You’ve probably read or heard some horror stories recently about the property market crashing across Australia. The media loves a bit of drama and negativity, but with a little research and planning, this could be the perfect time to start building your property portfolio and take advantage of the price reductions in some areas. The key is ensuring you buy a true bargain and avoid the lemons. 

“It’s entirely possible to become financially independent in less than 10 years” writes Debra Beck-Mewing of The Property Frontline, “with just a slight adjustment to our approach our ‘work’ years could just be considered as the foundation for creating lifetime income.” 

Sounds like a dream? It’s a reality that many Australians are taking advantage of, at any stage of life. While the golden rule for buying property is ‘the sooner, the better’, an individually tailored approach to property investment can reap benefits at any age. 

Property Frontline’s proven Modular Investing System advocates long term investment in a diverse property portfolio rather than the ‘buy, renovate and flip’ strategy more often promoted on TV shows. The system relies on three fundamental principles – flexibility, balance and resilience to facilitate a personalised investment strategy. 

The ultimate goal is to create a portfolio of unencumbered (no loans) properties that will provide an ongoing income stream to the investor. This is achieved through carefully planned, gradual investment in both capital growth and high yield properties. The number of properties you buy and the time you take building your portfolio will depend on your personal circumstances. 

Let’s look at an example. 

Daniel and Sarah are married and in their 40s, with two teenagers. They own their own home worth $780,000, and owe $200,000 on their mortgage. Their combined income is $150,000 per year. 

Already in their 40s, Daniel and Sarah are keen to make a speedy start towards building a property portfolio, so their investment plan will need to ramp up quickly to achieve a $2,000 income for their retirement. But they are in a strong position having equity in their home and established careers. The equity in their home may be enough to provide deposits for up to five investment properties over a three to five year period. 

The first step is to set their investment criteria. The focus shouldn’t be about personal taste or favoured areas, but about finding affordable properties in suburbs with a strong rental yield. As first time investors, Daniel and Sarah should look for investment opportunities around the $250,000-$350,000 mark. To help de-risk the portfolio, they should choose one property in a higher capital growth area (say 7%) with a yield of at least 5.5%, and one in a lower but stable growth rate area (say 6%) and higher yield (at least 6%). This strengthens the portfolio overall as higher income against an increasing asset base reduces the loan/valuation ratio which aids future borrowing. 
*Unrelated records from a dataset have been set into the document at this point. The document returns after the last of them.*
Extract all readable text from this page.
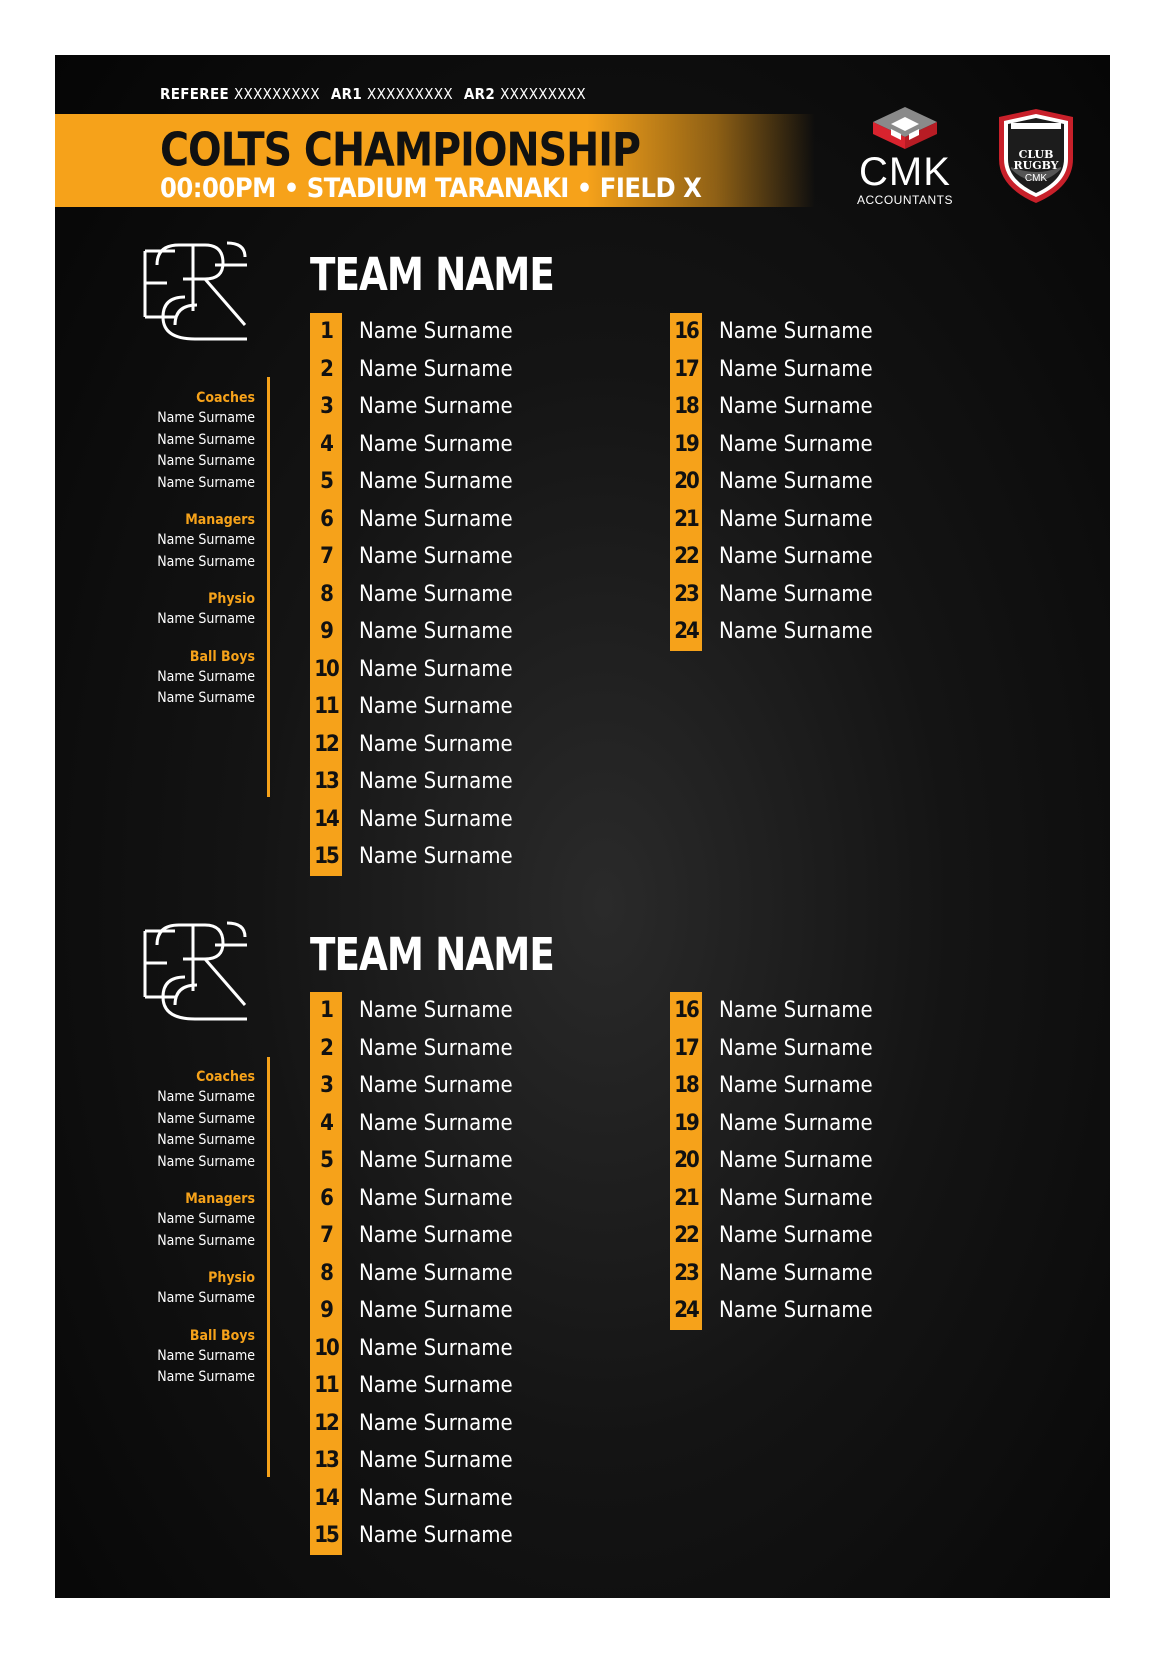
REFEREE XXXXXXXXX AR1 XXXXXXXXX AR2 XXXXXXXXX
COLTS CHAMPIONSHIP
00:00PM • STADIUM TARANAKI • FIELD X	CMK
ACCOUNTANTS
CLUB
RUGBY
CMK
TEAM NAME
Coaches
Name Surname
Name Surname
Name Surname
Name Surname
Managers
Name Surname
Name Surname
Physio
Name Surname
Ball Boys
Name Surname
Name Surname
1
2
3
4
5
6
7
8
9
10
11
12
13
14
15
Name Surname
Name Surname
Name Surname
Name Surname
Name Surname
Name Surname
Name Surname
Name Surname
Name Surname
Name Surname
Name Surname
Name Surname
Name Surname
Name Surname
Name Surname
16
17
18
19
20
21
22
23
24
Name Surname
Name Surname
Name Surname
Name Surname
Name Surname
Name Surname
Name Surname
Name Surname
Name Surname
TEAM NAME
Coaches
Name Surname
Name Surname
Name Surname
Name Surname
Managers
Name Surname
Name Surname
Physio
Name Surname
Ball Boys
Name Surname
Name Surname
1
2
3
4
5
6
7
8
9
10
11
12
13
14
15
Name Surname
Name Surname
Name Surname
Name Surname
Name Surname
Name Surname
Name Surname
Name Surname
Name Surname
Name Surname
Name Surname
Name Surname
Name Surname
Name Surname
Name Surname
16
17
18
19
20
21
22
23
24
Name Surname
Name Surname
Name Surname
Name Surname
Name Surname
Name Surname
Name Surname
Name Surname
Name Surname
For optimum performance, the couple should buy the first one or two properties in the first one to two years, and keep building over the next three. With yields of over 5.5-6%, and interest rates around 4%, each property will start to yield some surplus cash, which should be held in an offset account against the couple’s home. Daniel and Sarah will utilise ‘interest only’ loans where possible and will work with an experienced mortgage broker to ensure their loans are structured for their needs. 

Where possible, the properties selected should have the opportunity to add value through renovation, adding an extra dwelling such as a granny flat, or potential for future development. 

After the first two investment properties are up and running, the couple should identify another two, on the same principles. Finally, a fifth property should be selected with higher capital growth potential. Once the interest free periods expire, the rental income (growing with capital value) should be used to repay the loans. 

Within 10 years Daniel and Sarah could plan to pay off their home loan, while within 20 years their portfolio should generate an income of $2,000 per week. If the couple wants access to capital in this time, they can select a high growth property for divestment.